Chiefs, Sundowns, Pirates, SuperSport and more recently Wits are, in the present financial climate, always going to have a head-start over the other clubs in the race for Premier League honours.

In the 18 seasons since the National Soccer League (NSL) hierarchy decided to revolutionise its operations, bringing in at the helm seasoned English administrator Trevor Phillips and change the name of the organisation to the Professional Soccer League, Sundowns, Pirates, Chiefs and SuperSport have been the champions an overwhelming 17 times.

Only Manning Rangers in the inaugural year of the PSL during the 1996/7 season and again in the 2001/02 season when Santos unexpectedly upstaged the big money moguls, have Sundowns, Chiefs, Pirates and SuperSport not finished at the top of the PSL heap.
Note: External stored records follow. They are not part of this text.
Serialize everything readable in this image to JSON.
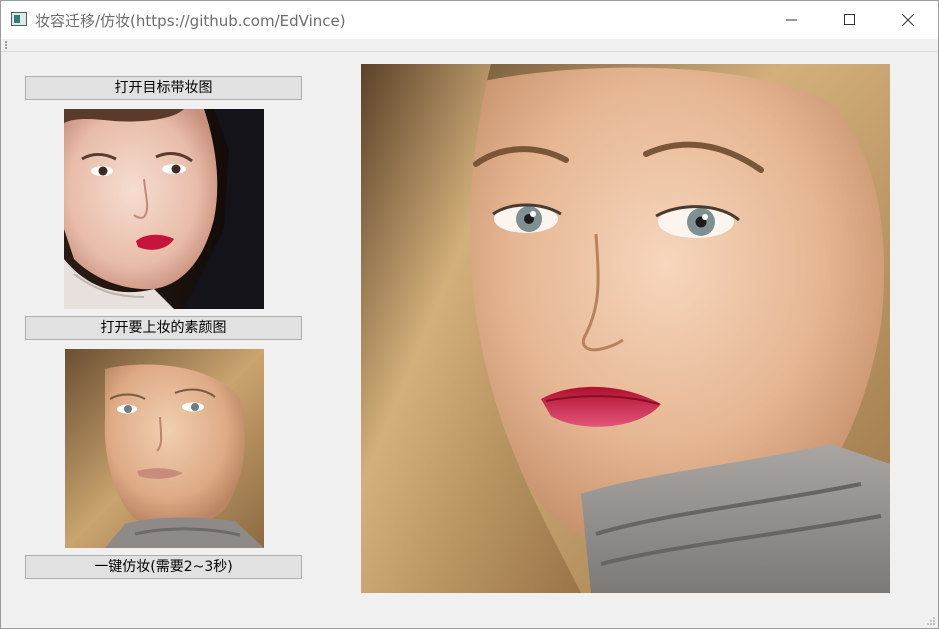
{
  "window": {
    "title": "妆容迁移/仿妆(https://github.com/EdVince)"
  },
  "titlebar_buttons": {
    "minimize_icon": "minimize-icon",
    "maximize_icon": "maximize-icon",
    "close_icon": "close-icon"
  },
  "controls": {
    "open_target_label": "打开目标带妆图",
    "open_source_label": "打开要上妆的素颜图",
    "transfer_label": "一键仿妆(需要2~3秒)"
  },
  "images": {
    "target_makeup": "target-makeup-portrait",
    "source_bare": "bare-face-portrait",
    "result": "makeup-result-portrait"
  },
  "colors": {
    "button_bg": "#e1e1e1",
    "button_border": "#adadad",
    "window_bg": "#f0f0f0",
    "lip_red": "#c8143c"
  }
}
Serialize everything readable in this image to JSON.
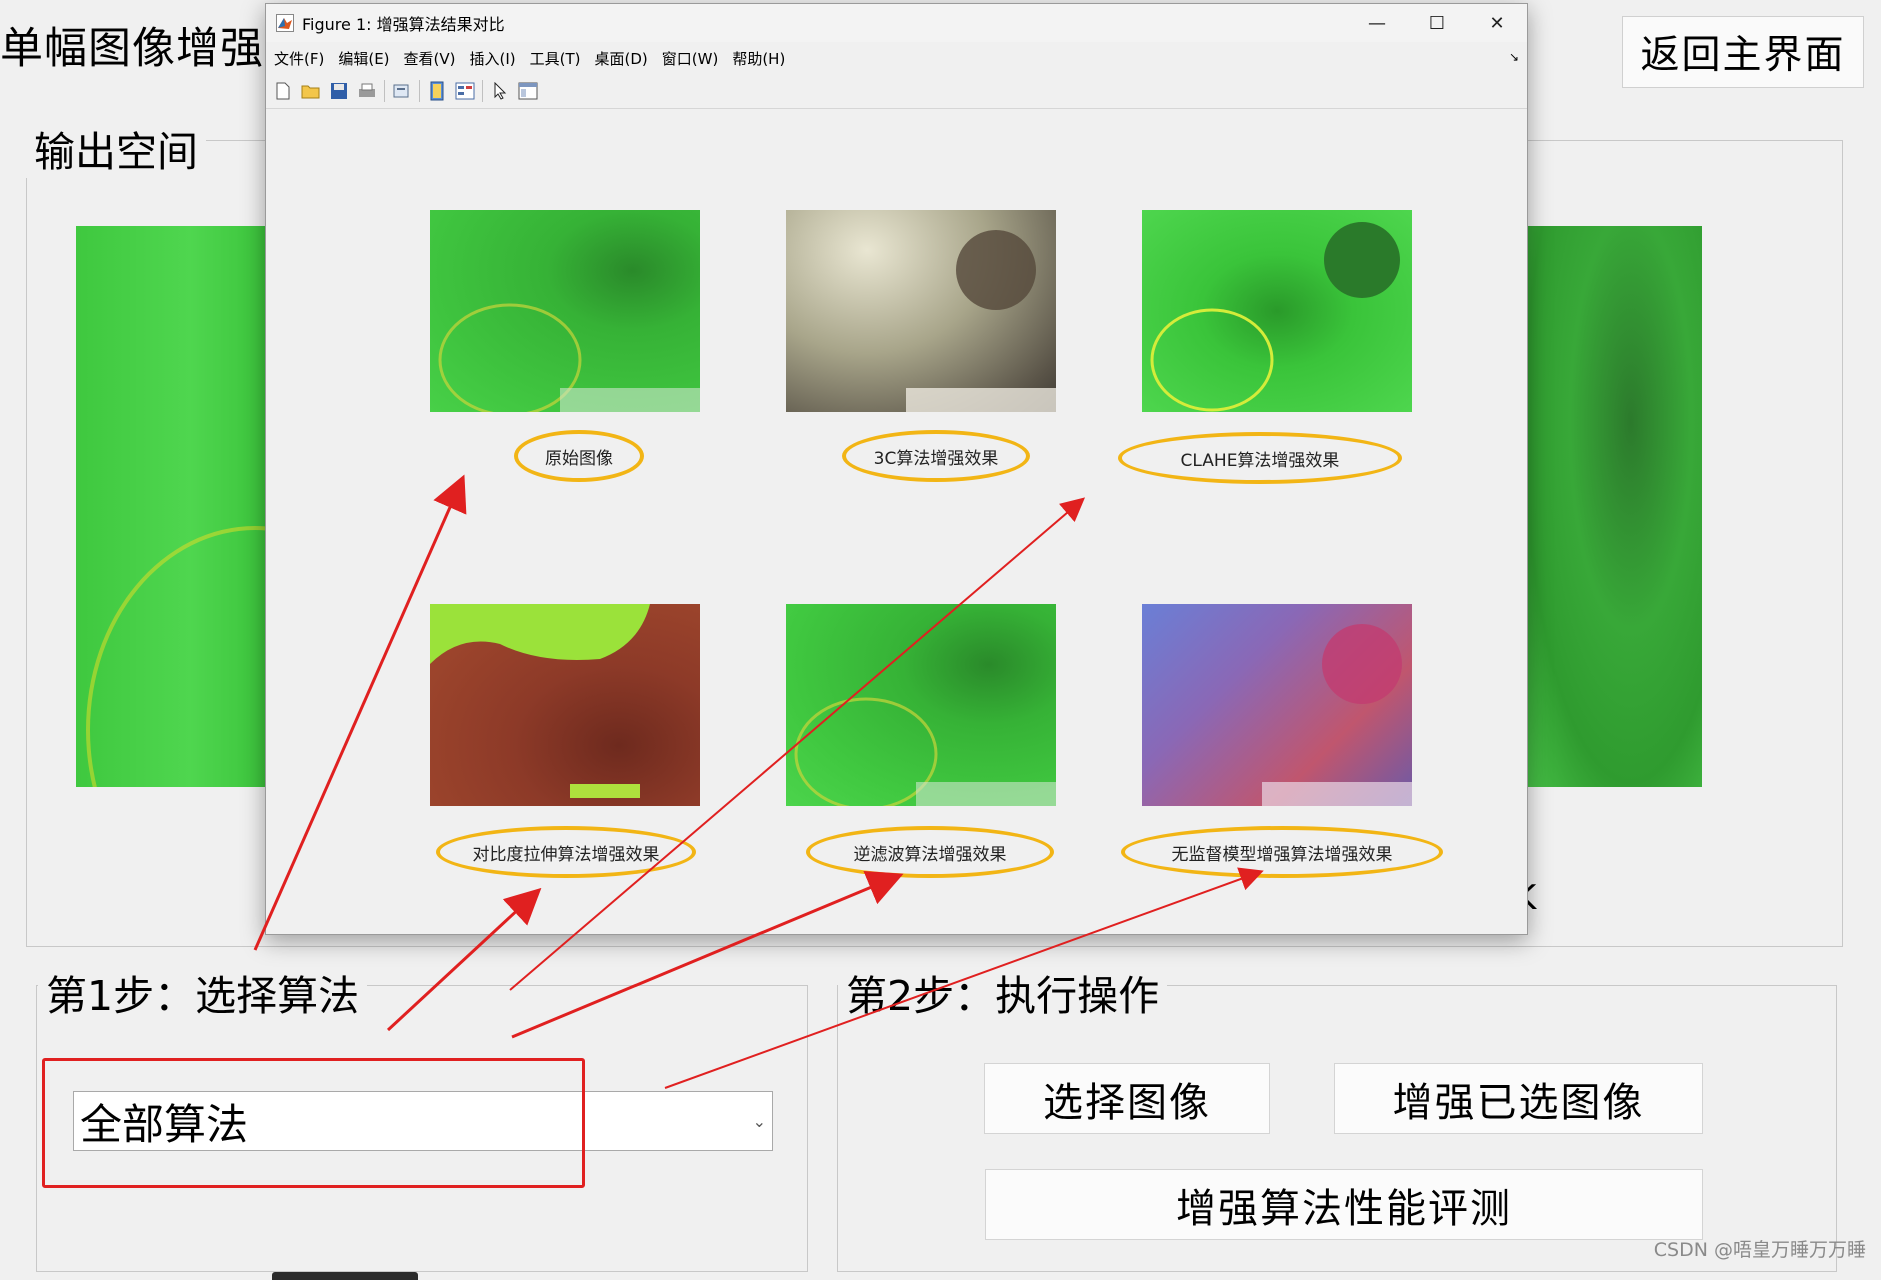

And this is how the PSL championship roster currently stands: Sundowns (six titles); Pirates (four); Chiefs (four); SuperSport (three), Manning Rangers (one) and Santos (one) - with the monopoly of the top dogs not broken over the last 12 years.

Wits, without a league championship to boast about, now fit in as of the most affluent and therefore potentially one of the most viable candidates for Premier League glory in the future after being taken over by the giant Bidvest conglomerate with interests in 300 companies, revenue in excess of R143 billion in the past year and 14 000 employees worldwide.

Sundowns are considered to be the most affluent soccer club in the country, while raising salaries to unprecedented levels and earning the label of the PSL's almost obsessive spenders - although not always with benefits to show for their at-times extravagances.

SuperSport may choose to minimise the wealth that keeps them comfortably afloat and is always at their disposal when needed, but they are, of course, a vassal of the multi-billion Rand Naspers media giant that grew from the insular Afrikaner Nasionale Pers and now includes Multichoice, MTN TV and News24 in a vast, varied and ever-increasing empire.

Koos Bekker, who was at the helm in initiating much of the mushrooming growth, is reputed to be worth more than R10 billion in his own right, with the company generating more than R62.7 billion in revenue last year.

Chiefs supremo Kaizer Motaung might personally not be in the Motsepe, Joffe, Bekker bracket, but he is reputed to be a Rands billionaire and owns the most lucrative soccer asset in the country.

What is more, such is the vast following of both Chiefs and Pirates, that  massive sponsorships like those from Vodacom and SAB are n problem for the Soweto glamour clubs - not to mention the revenue that accumulates from gate money and business partnerships.

The restless force behind Pirates and indeed the PSL is Irvin Khoza, who has been modestly credited to have a personal fortune of R100 million. But the man known as "The Iron Duke" has a steel-like grip on organisations with a value far in excess of this amount.

"Even when you assemble a team with the potential to win the PSL championship," said the chairperson of one of the less affluent clubs, "the problem then is to hold onto the players.

"You offer players attractive contracts, but they  come back with the response 'sorry, we've been promised three times as much elsewhere."

And  invariably it's one of the "big five" who have made the offer!

But now, against all the odds, the pendulum seems to be swinging in an opposite direction.

Have the big spenders become complacent? Has their spending in securing players been a little off-key and are the billionaire clubs running their affairs with a professionalism in keeping with their bank balances?

Only time will tell and provide the answers as to who will rule the roost come the end of the 2015/16 season in which a levelling up process has thus far been evident.